Some workers, however, are very angry, and are even refusing to work if they have concerns about safety. This is a very positive step. But our advice is, as far as possible, to ensure that workers take action collectively.
They should discuss the risks in their teams and local areas, formulate demands, and refuse to undertake any of these risks until the employer has agreed to their demands. In many cases, this will not only be protective clothing, but also provision for washing and disposing of their clothing afterwards.
We are advising workers to ensure that all risk assessments are amended regularly, in line with health and safety legislation. Where there are new or heightened risks, the employer is obliged to take this step. However, despite the existence of limited regulations, we know that employers routinely ignore these unless there is a trade union present to enforce them.
New and imaginative steps are being taken by many workers in terms of communicating and formulating demands.
There are a number of WhatsApp groups now existing in workplaces that our branch covers, including in St. Mungo's, where workers have recently been on strike (see 'Determined St Mungo's homelessness workers strike for three days' at socialistparty.org.uk). Workers have not waited for a lead from union officials. They have now organised among themselves, and formulated a set of minimum demands such as hand sanitisers to be installed in foyers.
These forms of organisation will become increasingly necessary to ensure that workers are not isolated. And while it is a positive step that workers are not waiting for a lead from union officials, or in some cases workplace reps, it is important that trade unions seize this opportunity to encourage and support these steps.

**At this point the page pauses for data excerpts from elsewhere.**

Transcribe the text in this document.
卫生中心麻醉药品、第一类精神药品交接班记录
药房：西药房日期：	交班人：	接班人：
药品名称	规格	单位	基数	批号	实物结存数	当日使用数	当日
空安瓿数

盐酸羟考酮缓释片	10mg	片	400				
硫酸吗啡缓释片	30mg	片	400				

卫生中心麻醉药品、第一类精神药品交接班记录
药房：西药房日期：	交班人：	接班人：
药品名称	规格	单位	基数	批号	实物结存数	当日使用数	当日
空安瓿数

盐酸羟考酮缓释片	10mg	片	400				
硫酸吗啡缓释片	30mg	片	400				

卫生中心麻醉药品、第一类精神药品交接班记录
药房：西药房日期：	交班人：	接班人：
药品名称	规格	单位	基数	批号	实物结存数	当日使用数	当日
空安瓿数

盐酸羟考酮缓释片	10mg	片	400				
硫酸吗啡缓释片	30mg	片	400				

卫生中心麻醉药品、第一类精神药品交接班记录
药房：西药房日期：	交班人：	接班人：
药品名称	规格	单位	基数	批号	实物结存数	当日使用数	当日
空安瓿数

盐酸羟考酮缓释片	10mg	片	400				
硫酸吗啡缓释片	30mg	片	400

Unite housing workers' branch has been contacting reps and activists in an attempt to join up these groups and raised the possibility of an online conference to share experiences and draw up a set of sector-wide demands. This could see the emergence of a new layer of predominantly younger union activists.
Paul Couchman, Surrey Unison local government branch secretary (personal capacity)
Our Unison union branch committee has been working remotely since 16 March. We are communicating and making decisions via WhatsApp. Our workplace reps are also linked up in their relevant WhatsApp groups, and are supporting each other during the crisis.
We have passed an emergency motion, pledging to provide support and advice on Covid-19 issues to all members (including those who join now), pledging also to provide emergency financial support via Unison's welfare charity, and putting aside an initial £50,000 for that reason.
Workplace issues so far have been mainly related to if members should go into work or not, and when and how. Our branch covers members in over 400 schools, and there is understandable confusion as to who is expected to go into school and how this is all going to work.
Our school reps are stepping up to the mark, working with their schools to ensure all staff are treated fairly and kept as safe as possible if they are at work - and ensuring they do not lose any pay if they have to stay away.
We had an issue with dozens of our members in libraries demanding that the libraries close.
We were in urgent negotiations with the council (all virtual of course) and we were advising members of their rights under the Employment Rights Act S.44, not to place themselves at risk at work. The council closed the libraries on 20 March.
We are daily providing telephone and email advice to members through our network of branch officers, reps and branch-employed staff, and we intend to hold virtual video meetings as regularly as possible via Skype or Zoom, while being in constant contact via WhatsApp.